In my experience, the most likely cause of this problem is that optim may try to test nonpositive values for shape or scale. I avoid this situation by programming the log(likelihood) in terms of log(shape) and log(scale) as follows:

> gammaLoglik <-
+ function(x, logShape, logScale, negative=TRUE){
+ lglk <- sum(dgamma(x, shape=exp(logShape), scale=exp(logScale),
+ log=TRUE))
+ if(negative) return(-lglk) else return(lglk)
+ }
> tst <- rgamma(10, 1)
> gammaLoglik(tst, 0, 0)
[1] 12.29849

Then I then call optim directly to minimize the negative of the log(likelihood).

If I've guessed correctly, this should fix the problem. If not, let us know.

hope this helps. spencer graves

Lourens Olivier Walters wrote:

Dear R Users,

I am trying to obtain a best-fit analytic distribution for a dataset
with 11535459 entries.
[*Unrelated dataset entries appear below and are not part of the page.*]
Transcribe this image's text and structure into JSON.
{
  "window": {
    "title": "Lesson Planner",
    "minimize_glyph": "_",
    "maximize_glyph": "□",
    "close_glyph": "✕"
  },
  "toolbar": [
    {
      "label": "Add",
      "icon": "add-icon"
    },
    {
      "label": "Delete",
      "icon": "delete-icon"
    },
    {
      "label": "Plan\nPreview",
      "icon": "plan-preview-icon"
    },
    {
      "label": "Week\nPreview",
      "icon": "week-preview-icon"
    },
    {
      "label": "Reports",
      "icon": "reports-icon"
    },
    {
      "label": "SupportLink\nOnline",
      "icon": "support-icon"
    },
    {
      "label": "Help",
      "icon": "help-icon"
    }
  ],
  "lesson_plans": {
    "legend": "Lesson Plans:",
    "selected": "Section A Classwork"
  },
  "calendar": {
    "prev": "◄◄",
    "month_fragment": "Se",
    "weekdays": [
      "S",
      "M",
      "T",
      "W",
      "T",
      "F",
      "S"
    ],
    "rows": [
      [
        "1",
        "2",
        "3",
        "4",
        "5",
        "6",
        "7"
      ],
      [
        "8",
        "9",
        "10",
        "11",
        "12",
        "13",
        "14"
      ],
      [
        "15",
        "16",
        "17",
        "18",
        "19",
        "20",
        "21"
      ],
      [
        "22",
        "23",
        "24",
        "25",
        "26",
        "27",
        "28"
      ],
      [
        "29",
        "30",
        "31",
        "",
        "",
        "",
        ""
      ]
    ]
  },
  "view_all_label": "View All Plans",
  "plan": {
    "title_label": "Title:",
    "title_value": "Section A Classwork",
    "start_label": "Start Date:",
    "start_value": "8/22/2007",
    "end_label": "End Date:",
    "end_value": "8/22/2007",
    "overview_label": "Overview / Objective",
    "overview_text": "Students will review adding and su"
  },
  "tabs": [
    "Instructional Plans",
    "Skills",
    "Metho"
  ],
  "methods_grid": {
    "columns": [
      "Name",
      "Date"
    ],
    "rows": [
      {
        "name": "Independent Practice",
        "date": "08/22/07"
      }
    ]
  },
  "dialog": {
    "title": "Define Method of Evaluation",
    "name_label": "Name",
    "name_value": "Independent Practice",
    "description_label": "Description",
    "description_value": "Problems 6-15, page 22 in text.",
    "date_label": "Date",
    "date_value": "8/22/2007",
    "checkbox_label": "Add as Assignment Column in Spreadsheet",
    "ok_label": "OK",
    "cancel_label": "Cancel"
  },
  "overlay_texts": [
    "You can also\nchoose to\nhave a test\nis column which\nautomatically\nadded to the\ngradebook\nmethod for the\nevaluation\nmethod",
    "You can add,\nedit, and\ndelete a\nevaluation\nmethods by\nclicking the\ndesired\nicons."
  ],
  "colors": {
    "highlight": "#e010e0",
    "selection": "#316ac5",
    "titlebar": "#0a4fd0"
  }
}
The data range in value from 1 to 300000000. I
use: fitdistr(data, "gamma") to obtain mle's for the parameters.

I get the following error:

Error in optim(start, mylogfn, x = x, hessian = TRUE, ...) :
       non-finite finite-difference value [1]

And the following warnings:

NaNs produced in: dgamma(x, shape, scale, log)

I have the same problem with the exponential distribution, but the
lognormal and weibull distributions don't have this problem.


I suspect the problem has to do with:

"It means that in computing derivatives by finite differencing, one of the values is NA, +Inf or -Inf. Put some print values in your objective function and find out why it is giving a non-finite
value." - quote by Prof Ripley from r-help


as from the warnings it is clear that some of the values obtained during
maximum likelihood computations are NaN. I cannot however print values
of the objective function, as in my case it is dgamma which is called by
fitdistr, over which I don't have control.


Can anyone please point me in the right direction?